- Born: August 5, 1924 Athens, Georgia, US
- Died: August 15, 1987 (aged 63)
- Occupations: Silversmith, goldsmith, and enamelist

= Ann Orr Morris =

American metal artist and silversmith (1924-1987)

Ann Orr Morris (August 5, 1924 – August 15, 1987) was an American silversmith, goldsmith, and enamelist. She died in her hometown of Athens, Georgia, the victim of a triple homicide.

== Life and work ==
After graduating from the University of Georgia (UGA), Morris studied the art of metalwork in New York and in Europe. Margaret de Patta, Philip Morton, and Adda Husted Andersen all influenced Orr Morris's style. She served a four-year apprenticeship under Husted-Andersen and the two spent an additional brief time working together at the David-Andersen Factory in Oslo, Norway.

Though best known for her metal jewelry creations, Orr Morris was also a skilled watercolorist. Describing Orr Morris's work, University of Georgia professor and metalworker Rob Jackson said, "One was, at first, struck, by the apparent simplicity of the objects. Deeply rooted in the 1950's search for form, there is almost a sense of innocence in the work."

In 1957, Orr Morris attended a writer's workshop at the University of Georgia led by writer Flannery O'Connor. Her recollections of O'Connor were featured in a 1991 article in Athens Magazine.

Nashville-born crafter of gold and silver jewelry and maker of sterling silver holloware, Conn Harris West, studied with Orr Morris. Silversmith Charles Rowland was also her student.

== Death and legacy ==
On August 15, 1987, at age 63, Orr Morris was attacked with a hatchet by Clinton Bankston Jr., a 16-year-old Athens resident who had killed two other retired University of Georgia (UGA) professors during a burglary four months earlier, in April 1987. The murder happened in the home of Ann's sister, Sally Nathanson, in the Carr's Hill neighborhood. Her sister Nathanson, and her 22-year-old adopted daughter, Helen, were also murdered. The women were found after Morris's husband reported her missing.

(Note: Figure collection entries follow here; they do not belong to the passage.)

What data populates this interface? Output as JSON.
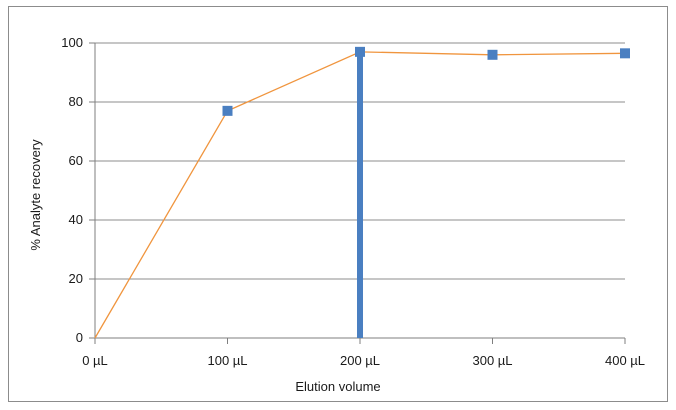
{
  "chart_data": {
    "type": "line",
    "title": "",
    "xlabel": "Elution volume",
    "ylabel": "% Analyte recovery",
    "x_categories": [
      "0 µL",
      "100 µL",
      "200 µL",
      "300 µL",
      "400 µL"
    ],
    "x_values": [
      0,
      100,
      200,
      300,
      400
    ],
    "ylim": [
      0,
      100
    ],
    "yticks": [
      0,
      20,
      40,
      60,
      80,
      100
    ],
    "grid": true,
    "legend": "none",
    "series": [
      {
        "points": [
          {
            "x": 0,
            "y": 0
          },
          {
            "x": 100,
            "y": 77
          },
          {
            "x": 200,
            "y": 97
          },
          {
            "x": 300,
            "y": 96
          },
          {
            "x": 400,
            "y": 96.5
          }
        ],
        "line_color": "#f0953e",
        "marker_color": "#4a7fc1",
        "marker": "square"
      }
    ],
    "highlight_bar": {
      "x": 200,
      "y": 97,
      "color": "#4a7fc1"
    }
  }
}
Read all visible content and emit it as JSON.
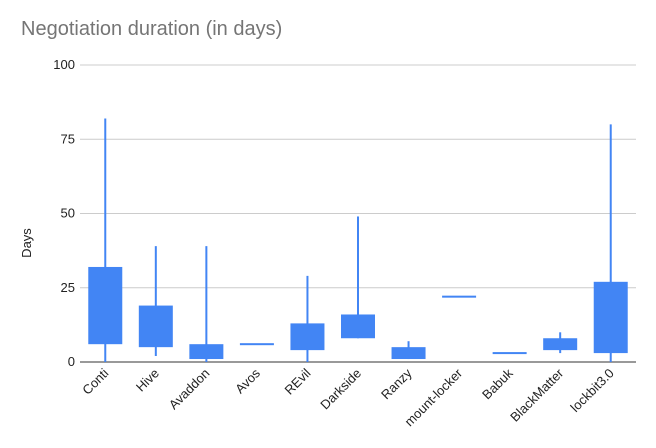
{
  "chart_data": {
    "type": "candlestick",
    "title": "Negotiation duration (in days)",
    "xlabel": "",
    "ylabel": "Days",
    "ylim": [
      0,
      100
    ],
    "yticks": [
      0,
      25,
      50,
      75,
      100
    ],
    "grid": true,
    "legend": "none",
    "color": "#4285f4",
    "categories": [
      "Conti",
      "Hive",
      "Avaddon",
      "Avos",
      "REvil",
      "Darkside",
      "Ranzy",
      "mount-locker",
      "Babuk",
      "BlackMatter",
      "lockbit3.0"
    ],
    "series": [
      {
        "low": [
          0,
          2,
          0,
          6,
          0,
          8,
          1,
          22,
          3,
          3,
          0
        ],
        "open": [
          6,
          5,
          1,
          6,
          4,
          8,
          1,
          22,
          3,
          4,
          3
        ],
        "close": [
          32,
          19,
          6,
          6,
          13,
          16,
          5,
          22,
          3,
          8,
          27
        ],
        "high": [
          82,
          39,
          39,
          6,
          29,
          49,
          7,
          22,
          3,
          10,
          80
        ]
      }
    ]
  }
}
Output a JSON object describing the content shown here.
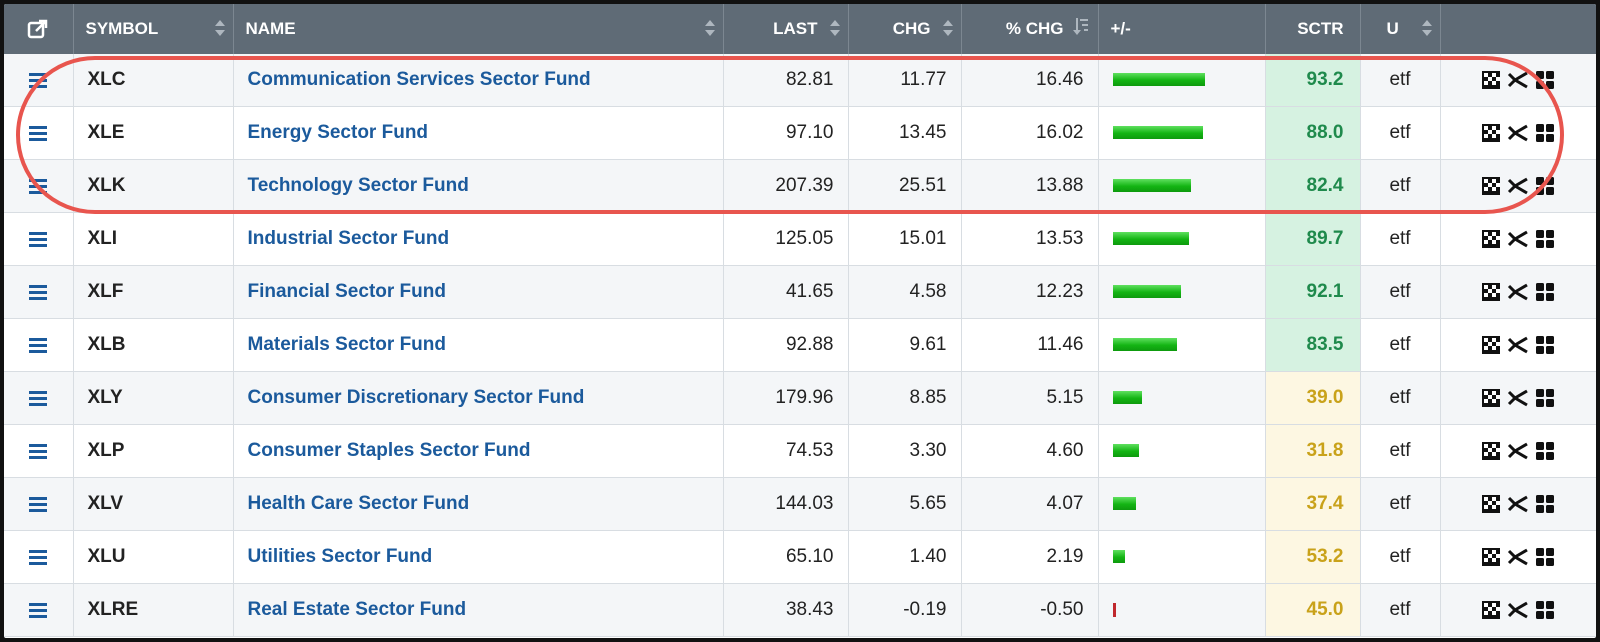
{
  "header": {
    "export_icon": "external-link-icon",
    "symbol": "SYMBOL",
    "name": "NAME",
    "last": "LAST",
    "chg": "CHG",
    "pct_chg": "% CHG",
    "plusminus": "+/-",
    "sctr": "SCTR",
    "u": "U"
  },
  "colors": {
    "header_bg": "#5f6b76",
    "link": "#1b5a9c",
    "sctr_high_bg": "#d6f2e1",
    "sctr_high_text": "#1f8a4c",
    "sctr_low_bg": "#fdf7e2",
    "sctr_low_text": "#c9a21a",
    "bar_positive": "#14b514",
    "bar_negative": "#c0282e",
    "highlight_oval": "#e8554e"
  },
  "rows": [
    {
      "symbol": "XLC",
      "name": "Communication Services Sector Fund",
      "last": "82.81",
      "chg": "11.77",
      "pct": "16.46",
      "bar": 16.46,
      "sctr": "93.2",
      "sctr_level": "high",
      "u": "etf"
    },
    {
      "symbol": "XLE",
      "name": "Energy Sector Fund",
      "last": "97.10",
      "chg": "13.45",
      "pct": "16.02",
      "bar": 16.02,
      "sctr": "88.0",
      "sctr_level": "high",
      "u": "etf"
    },
    {
      "symbol": "XLK",
      "name": "Technology Sector Fund",
      "last": "207.39",
      "chg": "25.51",
      "pct": "13.88",
      "bar": 13.88,
      "sctr": "82.4",
      "sctr_level": "high",
      "u": "etf"
    },
    {
      "symbol": "XLI",
      "name": "Industrial Sector Fund",
      "last": "125.05",
      "chg": "15.01",
      "pct": "13.53",
      "bar": 13.53,
      "sctr": "89.7",
      "sctr_level": "high",
      "u": "etf"
    },
    {
      "symbol": "XLF",
      "name": "Financial Sector Fund",
      "last": "41.65",
      "chg": "4.58",
      "pct": "12.23",
      "bar": 12.23,
      "sctr": "92.1",
      "sctr_level": "high",
      "u": "etf"
    },
    {
      "symbol": "XLB",
      "name": "Materials Sector Fund",
      "last": "92.88",
      "chg": "9.61",
      "pct": "11.46",
      "bar": 11.46,
      "sctr": "83.5",
      "sctr_level": "high",
      "u": "etf"
    },
    {
      "symbol": "XLY",
      "name": "Consumer Discretionary Sector Fund",
      "last": "179.96",
      "chg": "8.85",
      "pct": "5.15",
      "bar": 5.15,
      "sctr": "39.0",
      "sctr_level": "low",
      "u": "etf"
    },
    {
      "symbol": "XLP",
      "name": "Consumer Staples Sector Fund",
      "last": "74.53",
      "chg": "3.30",
      "pct": "4.60",
      "bar": 4.6,
      "sctr": "31.8",
      "sctr_level": "low",
      "u": "etf"
    },
    {
      "symbol": "XLV",
      "name": "Health Care Sector Fund",
      "last": "144.03",
      "chg": "5.65",
      "pct": "4.07",
      "bar": 4.07,
      "sctr": "37.4",
      "sctr_level": "low",
      "u": "etf"
    },
    {
      "symbol": "XLU",
      "name": "Utilities Sector Fund",
      "last": "65.10",
      "chg": "1.40",
      "pct": "2.19",
      "bar": 2.19,
      "sctr": "53.2",
      "sctr_level": "low",
      "u": "etf"
    },
    {
      "symbol": "XLRE",
      "name": "Real Estate Sector Fund",
      "last": "38.43",
      "chg": "-0.19",
      "pct": "-0.50",
      "bar": -0.5,
      "sctr": "45.0",
      "sctr_level": "low",
      "u": "etf"
    }
  ],
  "row_icons": [
    "checkered-chart-icon",
    "crossover-icon",
    "grid-icon"
  ]
}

From September 24 to November 13, 1994, the Georgia Museum of Art held a posthumous exhibit honoring Orr Morris. The museum produced a 69-page catalog, entitled Ann Orr: Silversmith, Goldsmith, & Enamelist, to accompany the exhibition. Orr Morris's close friend, watercolorist Martha Odum (wife of ecologist Eugene Odum) traveled the Southeast to collect jewelry for inclusion in the exhibit. Odum also oversaw the photography of the pieces for the exhibition catalog. Former UGA professor and metalsmith, Gary Noffke served as one of the editors of this catalog.

The Ann Orr Morris Memorial Fund provides funds to bring visiting artists to UGA's Lamar Dodd School of Art to deliver lectures and workshops on jewelry-making and metalwork.